When asked whether this means sugar companies would not post net profit and instead make losses, PPFAS analyst Abul Fateh said: “Logically yes... they should post net losses.” Citing an example, he said companies earn up to 83% of their revenue from selling and so, the fall in prices of the sweetener would adversely affect their profit margins.
The report pointed out that domestic prices of sugar have dropped by more than 20% since the beginning of the ongoing sugar season that started in October 2006.
Sugar prices in the wholesale market were ruling at around Rs19,000 a tonne till about six months ago. Painting a pessimistic picture about the sugar industry in the short term, the report said: “We do not see any improvement in the realizations in the near future but a possibility of further decrease in the realization cannot be ruled out.”
The report says profitability of sugar mills, especially those which produce only the sweetener and not ethanol, is likely to worsen due to the expected narrow gap between the price realization and sugar cane support price.
Standalone players would be severely hit, but even integrated players would be no better off as sugar contributes the most to revenues, Fateh added.
The research firm said, with bumper sugar output forecast for the current and next sugar season, the inventories have already started piling up.

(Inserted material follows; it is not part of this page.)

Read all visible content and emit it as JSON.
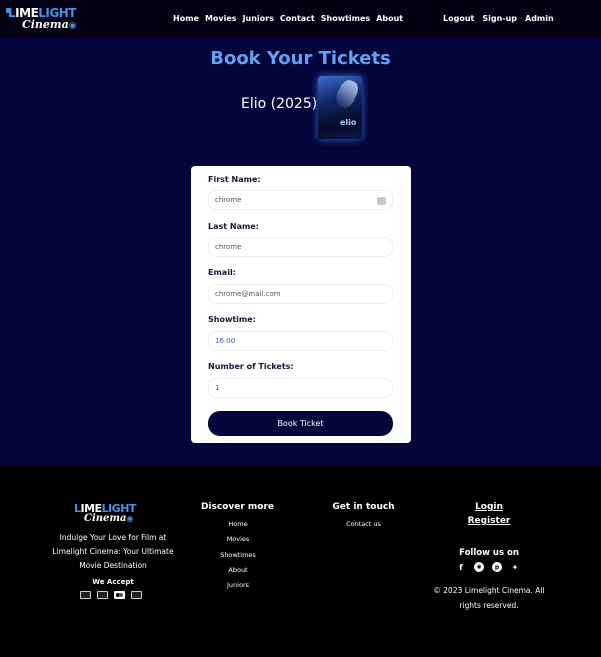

This was evident from the falling sugar prices, it said.
Price realizations for sugar mills in northern India range between Rs13,500 and Rs14,000 per tonne, while those in the south get between Rs13,300 and Rs13,800 per tonne.
Sugar production in India may exceed earlier estimates and cross 260 lakh tonnes in 2006-07 against 193 lakh tonnes last year. With carryover stock of about 40 lakh tonnes, the sugar availability is likely to reach 300 lakh tonnes. This would take the surplus to 110 lakh tonnes as consumption is projected at 190 lakh tonnes.